Am J Cardiol 2007;99:1360-1363.
21. Trauma Management Outcomes Associated With Nonsurgeon Versus Surgeon Trauma Team Leaders—No Difference
Ahmed JM, et al. Ann Emerg Med 2007;50:7-12.
We compare the effectiveness of surgeon and nonsurgeon trauma team leaders.
This retrospective study was conducted using data from a Canadian trauma registry database. Data from April 1, 1998, to March 31, 2005, from blunt and penetrating trauma patients aged 16 years or older and with trauma team activation (and without major burns) were included. Patient age, sex, trauma team leader (surgeon or nonsurgeon), mechanism of injury, Injury Severity Score, survival to 3 hours and to discharge, length of stay in the hospital, and Trauma and Injury Severity Score (TRISS) z scores were tabulated.

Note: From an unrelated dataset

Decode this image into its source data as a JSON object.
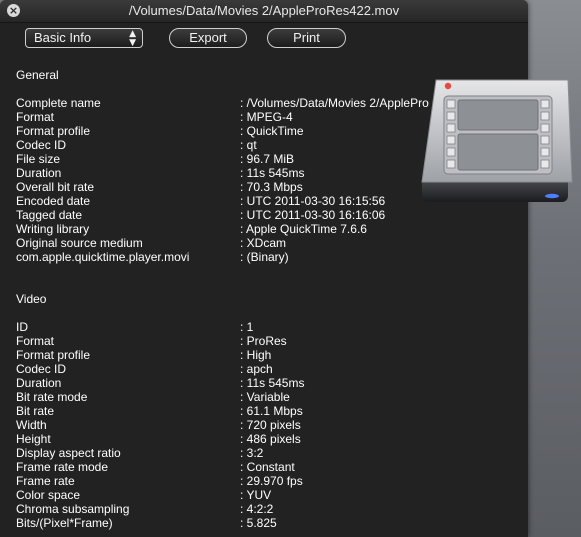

Data from 807 patients were included. Because of the limited number of penetrating trauma cases, analyses focused on blunt trauma. Surgeon and nonsurgeon trauma team leader groups did not differ on injury severity, age, or sex. No difference was noted in survival to discharge (nonsurgeon 84.8%−surgeon 81.8%=3%; 95% confidence interval [CI] −3.5% to 9.5%), survival to 3 hours (nonsurgeon 96.8%−surgeon 96%=0.8%; 95% CI −2.2% to 3.8%), length of stay (median 13 days for nonsurgeon and 12 days for surgeon groups), or difference between actual and predicted survival (TRISS z scores nonsurgeon 0.64; surgeon 0.99). No trend toward group differences on any outcome variable was observed in penetrating trauma cases.
No differences were found in the outcome of trauma patients treated by nonsurgeon versus surgeon trauma team leaders. These findings support a more collaborative approach to resuscitative trauma management with involvement of nonsurgeons as trauma team leaders.